Ils rêvent de l’eldorado canadien, mais le réveil est plutôt brutal pour les milliers de travailleuses et de travailleurs étrangers qui arrivent au Québec. Originaire de l’île Maurice, aujourd’hui secrétaire général de son syndicat chez Unidindon, Lloyd Sham est venu en témoigner aujourd’hui au 32e Congrès du Conseil central des Laurentides. Il était accompagné de Fançois Proulx-Duperré, secrétaire général du Conseil central de Québec–Chaudière-Appalaches, qui a décidé de militer en faveur d’une meilleure intégration de nos frères et sœurs issus d’ailleurs.

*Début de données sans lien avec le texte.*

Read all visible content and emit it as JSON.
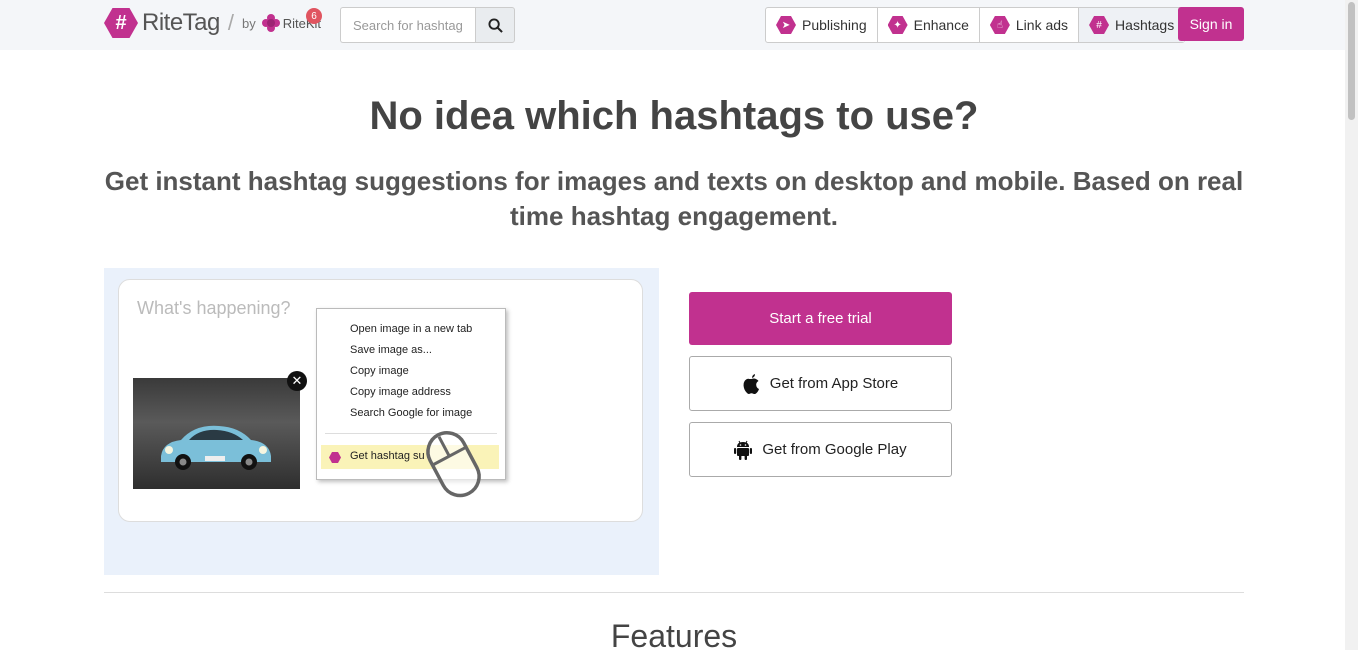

« Immigrer au Canada : un rêve ou un réveil brutal ? », ironise d’entrée de jeu Lloyd Sham. Pour le boucher industriel, recruté par une agence contractée par Olymel afin d’embaucher de la main-d’œuvre étrangère, le fossé est énorme entre les attentes qu’il partageait avec le groupe d’une douzaine de travailleurs mauriciens, en 2021, et la réalité à laquelle lui et ses collègues sont confrontés depuis leur arrivé à l’usine de volaille de Saint-Jean-Baptiste.
Déjà, leur départ de l’île Maurice a été retardé à deux semaines d’avis. Alors qu’il avait quitté son emploi en prévision de sa nouvelle vie, Lloyd a dû gruger une bonne part de ses économies, alors que le départ, toujours « imminent », était sans cesse reporté.
« Comment pouvait-on savoir que la crise du logement était susceptible d’avoir un impact sur notre embauche ? », se demande-t-il aujourd’hui.
Ses compatriotes et lui ont vite déchanté quand ils ont reçu leur première paye. Incapables de saisir le pourquoi de l’ensemble des retenues, plus nombreuses qu’à l’île Maurice, on peut comprendre. « On n’avait même pas de talon de paye, impossible d’y voir clair », déplore-t-il aujourd’hui.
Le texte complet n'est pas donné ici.